EASA stressed that reduced activity not only degrades skills but prevents development of further proficiency through practice and insight. A secondary concern of proficiency decay, it adds, relates to spare mental capacity – carrying out a task correctly demands more effort.
“In aviation, highly skilled personnel rely on spare mental capacity mechanisms to be able to perform a large number of tasks successfully without cognitive overload,” the analysis states.
SIGNIFICANT RISKS
Declining proficiency can cause time-management problems, reduce situational awareness, and limit the pilot’s ability to assess an emergency, it adds. “Cognitive overload decreases the ability to recover from startle and surprise effects which, in turn, further reduces mental capacity, due to a negative limbic brain response, when left unmanaged.”
Pilots face a “highly prescriptive” and “procedure-heavy” environment, it says, which creates a significant risk of slips and lapses.
While complex competencies might be more resistant to decay, if sufficiently internalised, multi-step sequences can be more vulnerable. Procedural tasks, including checklists, that require specific or declarative knowledge, can be more susceptible to skill decline than decision-making or psychomotor tasks.
“Cognitive shortcuts for procedures decay rapidly, requiring a significant increase in cognitive resources, in particular for procedures that are normally routine,” the analysis says.
It highlights the risks of personnel either overestimating their abilities – “high experience alone is not enough for recency”, it says – or underestimating them. The captain involved in the A318 incident at Orly, the BEA notes, had testified to wanting to “push himself” to assist with retraining, and the crew had a lack of awareness of the risks associated with continuing an unstable approach.

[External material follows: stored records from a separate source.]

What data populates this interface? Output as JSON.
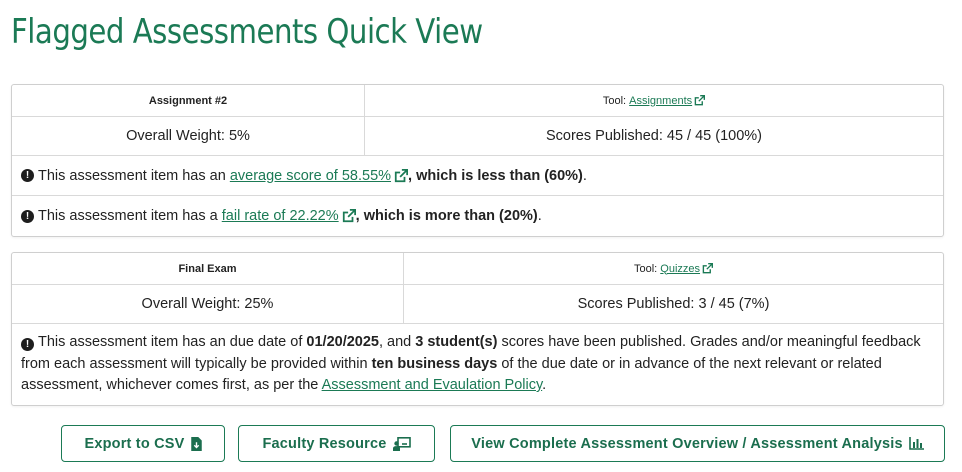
{
  "page": {
    "title": "Flagged Assessments Quick View"
  },
  "assessments": [
    {
      "name": "Assignment #2",
      "tool_prefix": "Tool:",
      "tool_link": "Assignments",
      "weight": "Overall Weight: 5%",
      "published": "Scores Published: 45 / 45 (100%)",
      "flags": [
        {
          "pre": "This assessment item has an ",
          "link": "average score of 58.55%",
          "post_bold": ", which is less than (60%)",
          "end": "."
        },
        {
          "pre": "This assessment item has a ",
          "link": "fail rate of 22.22%",
          "post_bold": ", which is more than (20%)",
          "end": "."
        }
      ]
    },
    {
      "name": "Final Exam",
      "tool_prefix": "Tool:",
      "tool_link": "Quizzes",
      "weight": "Overall Weight: 25%",
      "published": "Scores Published: 3 / 45 (7%)",
      "notice": {
        "t1": "This assessment item has an due date of ",
        "date": "01/20/2025",
        "t2": ", and ",
        "count": "3 student(s)",
        "t3": " scores have been published. Grades and/or meaningful feedback from each assessment will typically be provided within ",
        "days": "ten business days",
        "t4": " of the due date or in advance of the next relevant or related assessment, whichever comes first, as per the ",
        "policy_link": "Assessment and Evaulation Policy",
        "t5": "."
      }
    }
  ],
  "actions": {
    "export_csv": "Export to CSV",
    "faculty_resource": "Faculty Resource",
    "view_overview": "View Complete Assessment Overview / Assessment Analysis"
  },
  "icons": {
    "alert": "exclamation-circle-icon",
    "external": "external-link-icon",
    "download": "file-download-icon",
    "resource": "chalkboard-user-icon",
    "analysis": "bar-chart-icon"
  },
  "colors": {
    "accent": "#1b7a55",
    "text": "#222222",
    "border": "#d9d9d9"
  }
}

EASA also points out that, aside from being out of practice, crews potentially have other abnormal pressures – including job uncertainty, work-life imbalance, health concerns and financial strains – arising from the crisis, which can affect their operational capabilities.

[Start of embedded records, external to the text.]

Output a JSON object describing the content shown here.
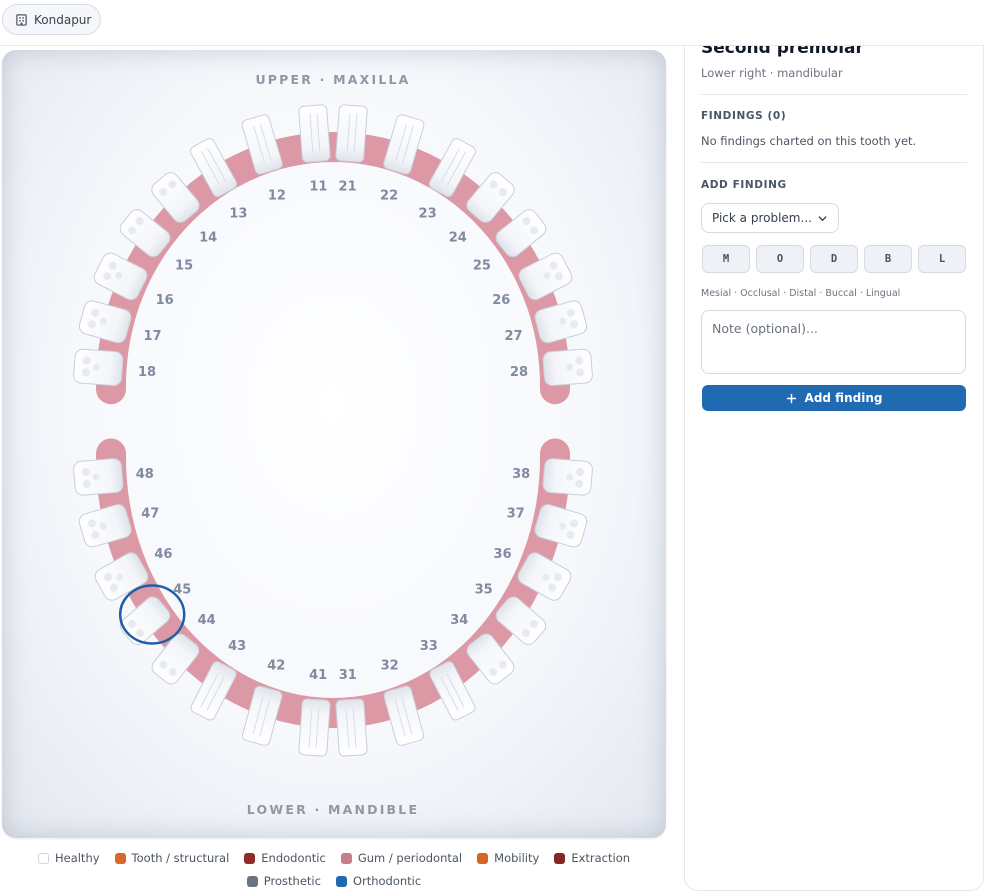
{
  "header": {
    "location_label": "Kondapur",
    "location_icon": "building-icon"
  },
  "chart": {
    "upper_title": "UPPER · MAXILLA",
    "lower_title": "LOWER · MANDIBLE",
    "selected_tooth": "45",
    "upper_teeth": [
      "18",
      "17",
      "16",
      "15",
      "14",
      "13",
      "12",
      "11",
      "21",
      "22",
      "23",
      "24",
      "25",
      "26",
      "27",
      "28"
    ],
    "lower_teeth": [
      "48",
      "47",
      "46",
      "45",
      "44",
      "43",
      "42",
      "41",
      "31",
      "32",
      "33",
      "34",
      "35",
      "36",
      "37",
      "38"
    ],
    "colors": {
      "gum": "#d88e9b",
      "tooth": "#fafbfd",
      "selection": "#1f5fa5"
    }
  },
  "legend": [
    {
      "label": "Healthy",
      "color": "#ffffff"
    },
    {
      "label": "Tooth / structural",
      "color": "#d9692b"
    },
    {
      "label": "Endodontic",
      "color": "#8f2c2c"
    },
    {
      "label": "Gum / periodontal",
      "color": "#c77d8a"
    },
    {
      "label": "Mobility",
      "color": "#d5661f"
    },
    {
      "label": "Extraction",
      "color": "#8a2525"
    },
    {
      "label": "Prosthetic",
      "color": "#6b7280"
    },
    {
      "label": "Orthodontic",
      "color": "#1f6ab0"
    }
  ],
  "panel": {
    "tooth_name": "Second premolar",
    "tooth_location": "Lower right · mandibular",
    "findings_heading": "FINDINGS (0)",
    "empty_message": "No findings charted on this tooth yet.",
    "add_heading": "ADD FINDING",
    "problem_placeholder": "Pick a problem...",
    "surfaces": [
      "M",
      "O",
      "D",
      "B",
      "L"
    ],
    "surface_hint": "Mesial · Occlusal · Distal · Buccal · Lingual",
    "note_placeholder": "Note (optional)...",
    "add_button": "Add finding"
  }
}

The analysis acknowledges the pressure on training resources, particularly full-flight simulators, but argues that the pandemic offers a “timely opportunity” to advance alternative crew-training techniques and innovations in order to mitigate proficiency decay.
Offloading the simulator burden on to other lower-fidelity devices or media – such as virtual reality – can deliver the necessary training and, in some cases, allow the flexibility of remote learning. EASA adds that competency-based training to maintain proficiency, while more of a medium-term solution, is nonetheless effective in maximising the efficiency of simulator time.
Carriers looking to reintroduce pilots to line flying should consider various strategies: reinforcing training with refresher information on matters such as cockpit preparation, enhancing startle training, and using a safety pilot for a few sectors to support crews returning to operations – while also avoiding assigning challenging routes to pilots with reduced recency.
Operators should also encourage pilots to engage in manual flying. EASA stresses that use of automation “should not be viewed as a mitigation against low proficiency”.
Use of automation, it warns, puts “significant demand” on cognitive resources and could increase low-proficiency cognitive-load problems. It adds that automatic systems are still subject to potential failure and that crew must have the necessary skill to fly the aircraft safely by manual means.